I'm trying to write spark dataframe into parquet file but not able to write dataframe into parquet even i tried with csv
df is my dataframe
CUST_ID
---------------
00000082MM778Q49X
00000372QM8890MX7
00000424M09X729MQ
0000062Q028M05MX
my dataframe looks as above
df_parquet = (tempDir+"/"+"df.parquet") #filepath
customerQuery = f"SELECT DISTINCT(m.customer_ID) FROM ada_customer m INNER JOIN customer_nol mr ON m.customer_ID = mr.customer_ID \
WHERE mr.MODEL <> 'X' and m.STATUS = 'Process' AND m.YEAR = {year} AND mr.YEAR = {year}"
customer_df = sqlContext.read.format("jdbc").options(url="jdbc:mysql://localhost:3306/dbkl",
driver="com.mysql.jdbc.Driver",
query=customerQuery, user="root", password="root").load()
# above lines are working only writing into file not working
customer_df.write.mode("overwrite").parquet(df_parquet)
i'm getting this error don't know exactly what's wrong. can some one help with this
Traceback (most recent call last):
File "F:/SparkBook/HG.py", line 135, in <module>
customer_xdf.write.mode("overwrite").parquet(customer_parquet)
File "C:\spark3\python\lib\pyspark.zip\pyspark\sql\readwriter.py", line 1372, in csv
File "C:\spark3\python\lib\py4j-0.10.9-src.zip\py4j\java_gateway.py", line 1305, in __call__
File "C:\spark3\python\lib\pyspark.zip\pyspark\sql\utils.py", line 111, in deco
File "C:\spark3\python\lib\py4j-0.10.9-src.zip\py4j\protocol.py", line 328, in get_return_value
py4j.protocol.Py4JJavaError: An error occurred while calling o81.csv.
: org.apache.spark.SparkException: Job aborted.
at org.apache.spark.sql.execution.datasources.FileFormatWriter$.write(FileFormatWriter.scala:231)
at java.base/java.lang.Thread.run(Thread.java:834)
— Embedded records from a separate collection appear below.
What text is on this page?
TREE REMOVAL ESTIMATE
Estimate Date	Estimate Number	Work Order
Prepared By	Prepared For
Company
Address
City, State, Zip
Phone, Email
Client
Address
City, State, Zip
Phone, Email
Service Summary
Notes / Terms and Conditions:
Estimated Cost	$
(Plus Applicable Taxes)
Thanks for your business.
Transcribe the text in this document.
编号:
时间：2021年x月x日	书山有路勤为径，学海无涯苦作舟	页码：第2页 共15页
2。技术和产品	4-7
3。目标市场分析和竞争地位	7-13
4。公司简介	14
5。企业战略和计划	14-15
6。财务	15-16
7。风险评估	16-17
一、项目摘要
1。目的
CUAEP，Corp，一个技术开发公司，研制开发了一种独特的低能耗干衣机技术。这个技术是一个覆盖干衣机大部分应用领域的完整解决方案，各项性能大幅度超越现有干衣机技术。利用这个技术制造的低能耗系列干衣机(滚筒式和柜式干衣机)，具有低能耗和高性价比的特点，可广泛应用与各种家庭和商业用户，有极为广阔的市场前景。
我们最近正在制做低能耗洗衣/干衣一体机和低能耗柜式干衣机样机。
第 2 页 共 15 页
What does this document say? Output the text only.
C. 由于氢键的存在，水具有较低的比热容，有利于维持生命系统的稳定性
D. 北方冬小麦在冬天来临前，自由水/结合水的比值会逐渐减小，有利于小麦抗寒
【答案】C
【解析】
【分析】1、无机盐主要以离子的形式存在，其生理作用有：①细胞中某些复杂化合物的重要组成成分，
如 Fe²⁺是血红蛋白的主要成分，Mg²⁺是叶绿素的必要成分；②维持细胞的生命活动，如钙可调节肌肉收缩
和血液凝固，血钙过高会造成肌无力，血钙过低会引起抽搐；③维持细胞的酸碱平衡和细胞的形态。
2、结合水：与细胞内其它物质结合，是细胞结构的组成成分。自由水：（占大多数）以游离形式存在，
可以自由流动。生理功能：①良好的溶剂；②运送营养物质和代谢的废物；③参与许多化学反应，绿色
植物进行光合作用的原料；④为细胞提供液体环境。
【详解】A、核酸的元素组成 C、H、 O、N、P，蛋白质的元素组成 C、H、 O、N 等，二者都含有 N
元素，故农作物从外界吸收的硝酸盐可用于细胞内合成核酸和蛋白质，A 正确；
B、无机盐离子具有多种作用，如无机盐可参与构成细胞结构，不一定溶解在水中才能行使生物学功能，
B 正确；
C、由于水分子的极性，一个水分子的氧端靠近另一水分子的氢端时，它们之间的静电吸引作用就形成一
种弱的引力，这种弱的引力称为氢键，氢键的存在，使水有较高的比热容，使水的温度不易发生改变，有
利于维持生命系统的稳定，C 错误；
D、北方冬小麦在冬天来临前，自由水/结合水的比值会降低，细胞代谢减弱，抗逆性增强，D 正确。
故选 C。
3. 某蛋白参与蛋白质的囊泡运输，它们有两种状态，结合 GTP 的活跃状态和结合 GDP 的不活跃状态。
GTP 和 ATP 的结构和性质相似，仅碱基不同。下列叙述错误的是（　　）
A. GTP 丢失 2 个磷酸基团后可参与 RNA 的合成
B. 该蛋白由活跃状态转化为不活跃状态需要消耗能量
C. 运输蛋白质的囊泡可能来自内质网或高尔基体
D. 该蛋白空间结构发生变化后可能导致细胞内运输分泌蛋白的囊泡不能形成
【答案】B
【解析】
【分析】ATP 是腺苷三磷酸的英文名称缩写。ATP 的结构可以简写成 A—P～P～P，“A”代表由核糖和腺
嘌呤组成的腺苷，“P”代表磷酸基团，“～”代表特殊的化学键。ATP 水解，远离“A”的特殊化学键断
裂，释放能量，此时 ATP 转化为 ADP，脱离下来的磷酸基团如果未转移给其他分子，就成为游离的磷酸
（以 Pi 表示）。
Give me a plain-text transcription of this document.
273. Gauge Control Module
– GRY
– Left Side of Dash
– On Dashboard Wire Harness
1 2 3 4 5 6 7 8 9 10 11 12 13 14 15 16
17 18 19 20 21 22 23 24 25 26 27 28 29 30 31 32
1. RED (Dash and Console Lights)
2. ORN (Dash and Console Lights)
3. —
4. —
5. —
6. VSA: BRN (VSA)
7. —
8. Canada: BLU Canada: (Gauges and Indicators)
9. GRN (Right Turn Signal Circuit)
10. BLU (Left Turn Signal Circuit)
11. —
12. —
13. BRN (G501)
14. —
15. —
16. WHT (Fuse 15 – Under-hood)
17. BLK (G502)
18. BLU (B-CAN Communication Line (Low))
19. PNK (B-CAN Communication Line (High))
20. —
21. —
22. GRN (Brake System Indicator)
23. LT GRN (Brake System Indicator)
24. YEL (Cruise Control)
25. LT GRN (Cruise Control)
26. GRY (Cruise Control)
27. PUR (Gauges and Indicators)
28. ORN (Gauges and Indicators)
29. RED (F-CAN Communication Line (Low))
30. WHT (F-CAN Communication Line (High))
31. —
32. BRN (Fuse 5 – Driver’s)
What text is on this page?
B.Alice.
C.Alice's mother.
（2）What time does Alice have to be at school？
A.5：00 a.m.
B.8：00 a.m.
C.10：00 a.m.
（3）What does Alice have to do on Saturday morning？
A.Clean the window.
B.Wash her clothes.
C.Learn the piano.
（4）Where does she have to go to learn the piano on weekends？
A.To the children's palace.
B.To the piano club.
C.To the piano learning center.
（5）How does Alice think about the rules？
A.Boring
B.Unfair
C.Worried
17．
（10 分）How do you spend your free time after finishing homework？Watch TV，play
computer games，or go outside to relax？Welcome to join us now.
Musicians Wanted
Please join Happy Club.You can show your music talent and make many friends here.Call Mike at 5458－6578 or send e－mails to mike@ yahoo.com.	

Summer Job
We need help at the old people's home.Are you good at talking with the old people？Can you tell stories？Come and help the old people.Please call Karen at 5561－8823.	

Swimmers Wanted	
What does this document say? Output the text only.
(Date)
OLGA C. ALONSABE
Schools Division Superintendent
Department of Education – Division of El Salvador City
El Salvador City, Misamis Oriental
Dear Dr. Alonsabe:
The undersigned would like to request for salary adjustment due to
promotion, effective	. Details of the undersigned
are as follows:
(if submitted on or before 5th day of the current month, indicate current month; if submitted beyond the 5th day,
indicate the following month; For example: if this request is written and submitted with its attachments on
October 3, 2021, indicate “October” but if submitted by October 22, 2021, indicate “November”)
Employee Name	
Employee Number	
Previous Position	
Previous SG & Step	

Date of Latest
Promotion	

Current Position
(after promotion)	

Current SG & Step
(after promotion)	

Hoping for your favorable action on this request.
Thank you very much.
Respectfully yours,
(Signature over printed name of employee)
Caused by: java.lang.UnsatisfiedLinkError: org.apache.hadoop.io.nativeio.NativeIO$Windows.access0(Ljava/lang/String;I)Z
at org.apache.spark.sql.execution.datasources.FileFormatWriter$.write(FileFormatWriter.scala:220)
... 33 more
During handling of the above exception, another exception occurred:
Traceback (most recent call last):
File "F:/SparkBook/HG.py", line 148, in <module>
logger.error(e)
File "F:\SparkBook\lib\logger.py", line 16, in error
self.logger.error(message)
File "C:\spark3\python\lib\py4j-0.10.9-src.zip\py4j\java_gateway.py", line 1296, in __call__
File "C:\spark3\python\lib\py4j-0.10.9-src.zip\py4j\java_gateway.py", line 1266, in _build_args
File "C:\spark3\python\lib\py4j-0.10.9-src.zip\py4j\java_gateway.py", line 1266, in <listcomp>
File "C:\spark3\python\lib\py4j-0.10.9-src.zip\py4j\protocol.py", line 298, in get_command_part
AttributeError: 'Py4JJavaError' object has no attribute '_get_object_id'
Process finished with exit code 1